Шаги затухали на лестнице.
– А что он здесь позабыл? Тебя ищет?
– Ну нет. Он знает, где я.
– Где?
– На Мальте, – неохотно ответила Юлия.
Меня чуть-чуть иногда ведет, но когда зашкаливает, я тверд: не надо, не усугубляй. Пусть.
Жизнь не должна казаться бредом. Жизнь должна казаться жизнью.
– Знаешь, я подумала, она похожа на сон... Как будто снится тебе, а потом забывается...
Я не понял:
– Она?
– Музыка... Твоя музыка... Которую ты не способен выразить.
А еще я сказал:
– Да у тебя же бешенство матки, счастье мое.
Она сказала:
– Ты сам маньяк.
Был ли там действительно Долмат Фомич или кто другой, сама действительность позвонила нам в дверь, и я не мог ее более игнорировать.
Мы сами не заметили, как вновь обрели способность выражаться иногда даже вполне распространенными фразами. Хотелось бесед.
Угрызений совести я не испытывал, но все же некоторый дискомфорт присутствовал.
– Получается, я любовник своего благодетеля.
Сразу дохнуло XIX веком.

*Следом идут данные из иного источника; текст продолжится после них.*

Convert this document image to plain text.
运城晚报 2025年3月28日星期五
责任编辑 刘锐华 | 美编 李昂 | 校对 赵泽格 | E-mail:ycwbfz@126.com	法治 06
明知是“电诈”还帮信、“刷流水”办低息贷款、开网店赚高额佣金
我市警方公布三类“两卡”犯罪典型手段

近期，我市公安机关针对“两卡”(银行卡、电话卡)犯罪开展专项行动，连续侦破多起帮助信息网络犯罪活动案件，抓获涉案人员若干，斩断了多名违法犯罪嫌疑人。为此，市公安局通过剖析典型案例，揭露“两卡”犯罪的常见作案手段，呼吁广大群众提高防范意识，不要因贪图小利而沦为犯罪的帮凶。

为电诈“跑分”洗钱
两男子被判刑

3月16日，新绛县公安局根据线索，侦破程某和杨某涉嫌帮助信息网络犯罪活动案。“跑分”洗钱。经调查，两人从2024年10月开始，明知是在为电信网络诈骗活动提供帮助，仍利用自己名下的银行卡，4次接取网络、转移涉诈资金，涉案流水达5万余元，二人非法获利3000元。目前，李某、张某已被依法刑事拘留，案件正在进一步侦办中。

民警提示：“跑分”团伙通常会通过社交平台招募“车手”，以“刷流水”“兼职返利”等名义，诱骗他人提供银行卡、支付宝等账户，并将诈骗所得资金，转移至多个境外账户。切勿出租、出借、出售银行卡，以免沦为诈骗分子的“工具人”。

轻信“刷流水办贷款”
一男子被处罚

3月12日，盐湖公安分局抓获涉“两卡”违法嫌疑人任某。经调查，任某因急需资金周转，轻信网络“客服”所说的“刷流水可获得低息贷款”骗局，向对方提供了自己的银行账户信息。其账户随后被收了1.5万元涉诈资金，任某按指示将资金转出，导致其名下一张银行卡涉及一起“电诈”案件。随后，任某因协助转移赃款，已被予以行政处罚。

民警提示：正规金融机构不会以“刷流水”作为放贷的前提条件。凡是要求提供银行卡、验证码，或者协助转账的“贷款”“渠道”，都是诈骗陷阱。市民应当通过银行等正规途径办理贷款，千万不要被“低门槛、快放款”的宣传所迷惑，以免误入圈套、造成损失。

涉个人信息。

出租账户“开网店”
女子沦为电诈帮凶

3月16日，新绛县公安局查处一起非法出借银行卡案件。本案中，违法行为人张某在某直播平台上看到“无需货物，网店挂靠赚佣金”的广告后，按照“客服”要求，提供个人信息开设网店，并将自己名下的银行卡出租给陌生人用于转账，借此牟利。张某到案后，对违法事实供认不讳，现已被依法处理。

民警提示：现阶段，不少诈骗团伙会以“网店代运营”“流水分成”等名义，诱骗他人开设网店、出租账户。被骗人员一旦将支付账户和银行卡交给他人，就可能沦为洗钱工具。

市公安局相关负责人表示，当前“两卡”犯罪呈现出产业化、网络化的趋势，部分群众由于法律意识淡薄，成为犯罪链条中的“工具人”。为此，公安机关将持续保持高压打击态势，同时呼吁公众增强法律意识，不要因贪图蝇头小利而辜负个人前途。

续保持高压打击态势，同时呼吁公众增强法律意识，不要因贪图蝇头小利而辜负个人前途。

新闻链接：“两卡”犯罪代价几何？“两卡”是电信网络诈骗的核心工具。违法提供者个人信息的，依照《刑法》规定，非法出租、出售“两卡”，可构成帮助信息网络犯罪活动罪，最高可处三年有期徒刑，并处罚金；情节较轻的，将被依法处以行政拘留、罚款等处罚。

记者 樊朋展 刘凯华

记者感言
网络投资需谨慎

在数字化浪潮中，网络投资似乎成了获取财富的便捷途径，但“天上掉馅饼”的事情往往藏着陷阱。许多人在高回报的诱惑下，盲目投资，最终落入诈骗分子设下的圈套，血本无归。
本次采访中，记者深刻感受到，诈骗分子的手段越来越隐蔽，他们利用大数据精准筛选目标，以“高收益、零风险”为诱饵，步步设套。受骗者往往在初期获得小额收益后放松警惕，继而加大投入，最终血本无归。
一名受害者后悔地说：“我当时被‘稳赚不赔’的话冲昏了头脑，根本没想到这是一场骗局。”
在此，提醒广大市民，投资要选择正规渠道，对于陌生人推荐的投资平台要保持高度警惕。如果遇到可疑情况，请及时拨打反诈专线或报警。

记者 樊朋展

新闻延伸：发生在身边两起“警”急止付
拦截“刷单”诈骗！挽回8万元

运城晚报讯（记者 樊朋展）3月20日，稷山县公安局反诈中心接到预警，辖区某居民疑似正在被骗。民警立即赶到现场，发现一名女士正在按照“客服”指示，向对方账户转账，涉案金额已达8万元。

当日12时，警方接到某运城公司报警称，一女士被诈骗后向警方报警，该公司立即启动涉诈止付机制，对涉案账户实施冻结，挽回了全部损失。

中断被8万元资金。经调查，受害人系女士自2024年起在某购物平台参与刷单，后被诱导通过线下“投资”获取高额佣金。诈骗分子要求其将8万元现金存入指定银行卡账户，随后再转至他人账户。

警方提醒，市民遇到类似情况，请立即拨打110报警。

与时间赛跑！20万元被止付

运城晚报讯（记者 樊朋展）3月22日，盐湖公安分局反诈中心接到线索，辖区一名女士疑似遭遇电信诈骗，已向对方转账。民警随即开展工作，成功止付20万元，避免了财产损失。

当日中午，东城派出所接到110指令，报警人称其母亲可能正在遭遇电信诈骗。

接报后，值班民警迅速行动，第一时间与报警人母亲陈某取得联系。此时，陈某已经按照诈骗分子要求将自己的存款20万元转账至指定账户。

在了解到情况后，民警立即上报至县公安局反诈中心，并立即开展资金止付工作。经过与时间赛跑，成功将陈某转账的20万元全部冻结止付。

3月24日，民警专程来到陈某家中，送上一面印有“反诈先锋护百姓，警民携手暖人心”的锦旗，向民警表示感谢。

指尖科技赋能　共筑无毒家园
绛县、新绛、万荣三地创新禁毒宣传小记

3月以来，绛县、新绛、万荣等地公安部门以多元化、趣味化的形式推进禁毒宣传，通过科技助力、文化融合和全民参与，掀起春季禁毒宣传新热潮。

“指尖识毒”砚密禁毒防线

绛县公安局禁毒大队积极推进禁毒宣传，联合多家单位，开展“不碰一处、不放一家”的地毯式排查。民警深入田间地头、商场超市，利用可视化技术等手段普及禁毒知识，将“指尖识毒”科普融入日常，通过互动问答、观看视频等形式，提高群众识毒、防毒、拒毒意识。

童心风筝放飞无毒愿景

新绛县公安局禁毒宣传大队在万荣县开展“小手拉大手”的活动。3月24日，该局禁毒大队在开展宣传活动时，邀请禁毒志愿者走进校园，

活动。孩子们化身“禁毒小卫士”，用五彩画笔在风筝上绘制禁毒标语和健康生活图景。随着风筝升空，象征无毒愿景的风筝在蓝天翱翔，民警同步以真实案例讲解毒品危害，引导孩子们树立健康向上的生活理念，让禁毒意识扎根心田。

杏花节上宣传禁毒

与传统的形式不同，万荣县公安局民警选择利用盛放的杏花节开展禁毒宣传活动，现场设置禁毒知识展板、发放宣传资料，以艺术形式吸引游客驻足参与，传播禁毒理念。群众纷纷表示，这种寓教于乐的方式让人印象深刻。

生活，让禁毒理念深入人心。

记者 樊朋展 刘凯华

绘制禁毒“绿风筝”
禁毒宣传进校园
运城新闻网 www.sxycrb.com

Будуар, трюмо, шелка...
Было что-то ненастоящее в моем «получается».
Нехорошо. Несообразно.
– Ты часто изменяешь Долмату? (Разговор на кухне – за чаем.)
– Постоянно.
– И с кем?
– Ни с кем.
Расфасован рязанской фабрикой № 2. «Грузинский». С большими чаинками.
– Ни с кем – это, наверное, мысленно, да?
– Нет.
Пьем из стаканов, обжигаемся. (Екатерина Львовна продала чашки и блюдца.)
– Наверное, в ванной или как? – я допытывался.
– Много будешь знать, скоро состаришься.
Ночью она порывается рассказать мне свою историю.
– Мы жили на Васильевском острове с мужем, на Второй линии, в двухкомнатной квартире. Может быть, ты помнишь Леню Краснова? Он был у Женьки на тридцатилетии, помнишь – тогда?
Нет, я не помнил. Я вообще плохо помнил, что было на том тридцатилетии.
– И я тоже, – сказала Юлия. – Но он был. Я с ним потом и сошлась.
– С кем?
– С Леней Красновым, я тебе о муже рассказываю. Через год после Женькиного тридцатилетия.
– А, – сказал я, не сильно вникая.
О давнишнем ее муже мне было не очень интересно, просто мне нравилось, как она рассказывала. Мне все, что она делала – что бы она ни делала, – нравилось – как. Как ходила, как ела, как пела (иногда она пела), как листала своего потрепанного Дюма, как смотрела на меня (или не на меня как смотрела), как улыбалась, как хмурилась, как старательно перебинтовывала мне порезанный палец, как одевалась – изящно, как раздевалась – легко, или – как в данный момент – как рассказывала обстоятельно неважно что, накинув, потому что «у вас не топлено», одеяло на плечи и зачем-то обнимая подушку, и сидя у меня в ногах, как та голая кошка, не помню, египетская, а я, значит, лежал, изогнув, должно быть, очень неестественно шею, упершись в стену затылком, и все разглядывал ее – естественно и завороженно.